So you want to make an Expandable, Maintainable Fantasy Map without making a single reasonable choice: Cartography for the Utterly Deranged (Part 2)

April 9th, 2023

Part 2: Controlled Erosion, and the Manifesting of Desire

The geologic aspects of mapmaking are a motherfucker. You'll post a map online and 18 different people will slide out of the woodwork to tell you how your mountains are wrong, how your rivers are wrong and how your biomes are wrong. Homie, didn't you work out the prevailing winds?? Where are your PLATE TECTONICS. Excuse me, rivers don't do that, except when they do.

It's pretty much functionally impossible to hand craft an accurate, realistic, fantasy map by hand, which is why the very fussiest people will do things like use map generator, or say take real world height data, kit bash it, change water levels and rescale it.

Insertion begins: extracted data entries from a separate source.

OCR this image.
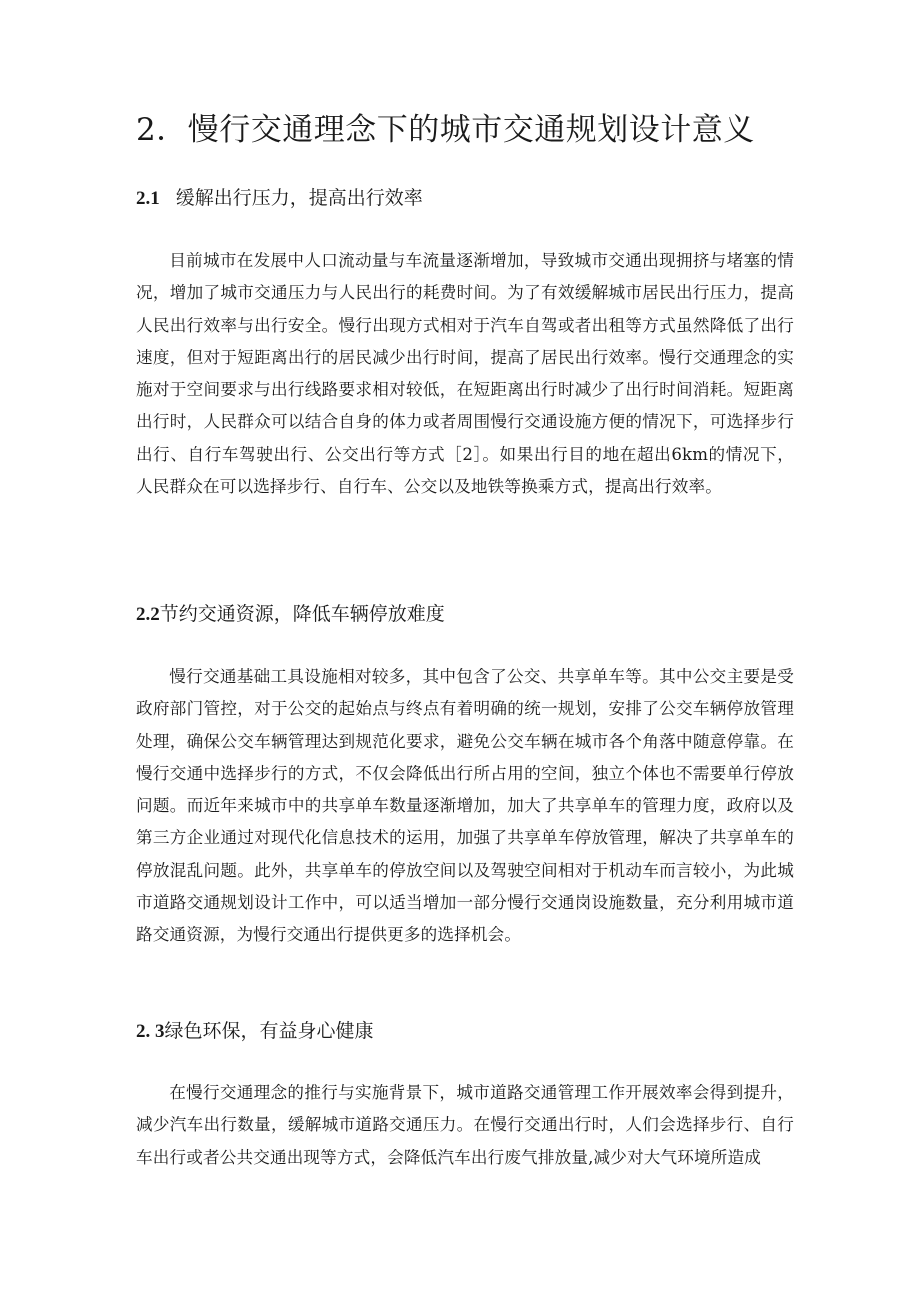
2．慢行交通理念下的城市交通规划设计意义
2.1 缓解出行压力，提高出行效率

目前城市在发展中人口流动量与车流量逐渐增加，导致城市交通出现拥挤与堵塞的情况，增加了城市交通压力与人民出行的耗费时间。为了有效缓解城市居民出行压力，提高人民出行效率与出行安全。慢行出现方式相对于汽车自驾或者出租等方式虽然降低了出行速度，但对于短距离出行的居民减少出行时间，提高了居民出行效率。慢行交通理念的实施对于空间要求与出行线路要求相对较低，在短距离出行时减少了出行时间消耗。短距离出行时，人民群众可以结合自身的体力或者周围慢行交通设施方便的情况下，可选择步行出行、自行车驾驶出行、公交出行等方式［2］。如果出行目的地在超出6km的情况下，人民群众在可以选择步行、自行车、公交以及地铁等换乘方式，提高出行效率。

2.2节约交通资源，降低车辆停放难度

慢行交通基础工具设施相对较多，其中包含了公交、共享单车等。其中公交主要是受政府部门管控，对于公交的起始点与终点有着明确的统一规划，安排了公交车辆停放管理处理，确保公交车辆管理达到规范化要求，避免公交车辆在城市各个角落中随意停靠。在慢行交通中选择步行的方式，不仅会降低出行所占用的空间，独立个体也不需要单行停放问题。而近年来城市中的共享单车数量逐渐增加，加大了共享单车的管理力度，政府以及第三方企业通过对现代化信息技术的运用，加强了共享单车停放管理，解决了共享单车的停放混乱问题。此外，共享单车的停放空间以及驾驶空间相对于机动车而言较小，为此城市道路交通规划设计工作中，可以适当增加一部分慢行交通岗设施数量，充分利用城市道路交通资源，为慢行交通出行提供更多的选择机会。

2. 3绿色环保，有益身心健康

在慢行交通理念的推行与实施背景下，城市道路交通管理工作开展效率会得到提升，减少汽车出行数量，缓解城市道路交通压力。在慢行交通出行时，人们会选择步行、自行车出行或者公共交通出现等方式，会降低汽车出行废气排放量,减少对大气环境所造成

... But if you look at the type of maps people remember, you realize "accurate and realistic" is not terribly important. I feel like many fantasy map makers, when exposed to all the things that they can do wrong, end up more concerned with avoiding mistakes than making something personal and inspiring to them. Something unassailable, where they won't feel stupid if they post it online.

... And this is why, while I'll do things like browse the cartographer's guild or worldbuilding reddits, I never post. Not out of say, fear from criticism, but it's much like posting a wooden table you made on a reddit for saws. Over fixation on the quality of your cuts, rather than the function and appeal of the table. I want to build a table, not demonstrate my mastery of a saw.

(editor's Note: I am cutting a while digression about the old RPG Maker Three Tile Rule, but I need you ot know I wanted to talk about it as an example because I'm a weirdo)

Will

The most important part of good art, to me, is the manifestation of desire. To want something and make it real. Leading your tools to get to the result you want rather than being lead by your tools to what they want what they naturally do. You don't have to be stubborn. New things, new directions, happy accidents, these are all part of the process. Accepting and rejecting these things is part of your expression of will, but if you keep just accepting the easy path because it's easy (or honestly, doing the hard thing JUST because it's hard) you dull the human touch your work has.

So all that said, I want what I make to be as close to hand crafted as possible, accepting the weirdness and inaccuracies that arise in a world crafted by human hands. I don't want to be handed my mountain ranges, rivers and lakes. I want to decide them. But I realistically can't decide every ridge line, every pixel of height, every minor tributary. Yet there are painfully few tools for taking a basic map and sorta... back filling in the results.

So lets start with my original PSD file for Aistoria from like 10 years ago.

layers (This is all kinda a rough recreation of I what I did before so it's not exact images)

The mountains were kind a procedural, using transparent blend mode stuff and textures. Good news is, if I turn that off, I get.... a rather crude heightmap. Darken and blur out the rivers and... we got a plausible stat.

Wil...bur

There are all sorts of bits of software for erosion. Most are convoluted, expensive, and frustratingly limited. Meanwhile Wilbur is free, crude, sometimes dumb, and... confusing. So I take this, run some rain cycles and a few other things and then...

wilbur

Y-...no. Granted I actually know how to get better results now (There are a bunch of ways to erode in wilbur but the morphologic one is important for magnifying features), but at the time I was just like... yeah no.

Pretty much the opposite of Will -- Stable Diffusion????

I make AI art and it makes me feel weird. I make it cause, as an artist, I'm... curious. I want to know what we're dealing with. The biggest issue I have things I make with it is, well. Will. The lack of intentionality. The more intention you try and have, the worse AI art gets. AI art wants you to settle. But someone ALSO made a model trained on heightmaps??? Like... this shockingly seems REASONABLE???

erosion

Okay so we take the result of that which is kinda nonsense, re-lay over the water sources and THEN put in wilbur and that's... pretty close?? SD didn't give me usable results out of the box, but it gave a more complicated, gnary bit of land to pour water over. But How do I REALLY get my hands dirty?

blender

... Well, load this all into blender, use it as a heightmap and a color map and then paint in what I want? Use mountain brushes or w/e if I need to and just.. paint. This isn't the same landmass (since I don't wanna re-set everything up) but queue MANY MANY passes of me... eroding something, tweaking it in blender, compositing them through photoshop, putting them through wilbur, blurring, passing though SD, etcetcetc until...

heightmap

Yeah! like that! Or more, ultimately like,

mapmap

... because I HAVE to use all he color channels to do things like climate zones and deserts (which would be the blue channel).

hillshading

Some fucking in QGIS and... hey! We got it! What's cool is, if you look at the original post's video at the end you can see the 'simple' map which is generated from this same pixel data. You free yourself up with the pixels are no longer the image but instead just data in the process.

Now I think after doing two continents I can remove SD from this process? Wilbur is a lot of confusing experimentation, but that experimentation is paying off.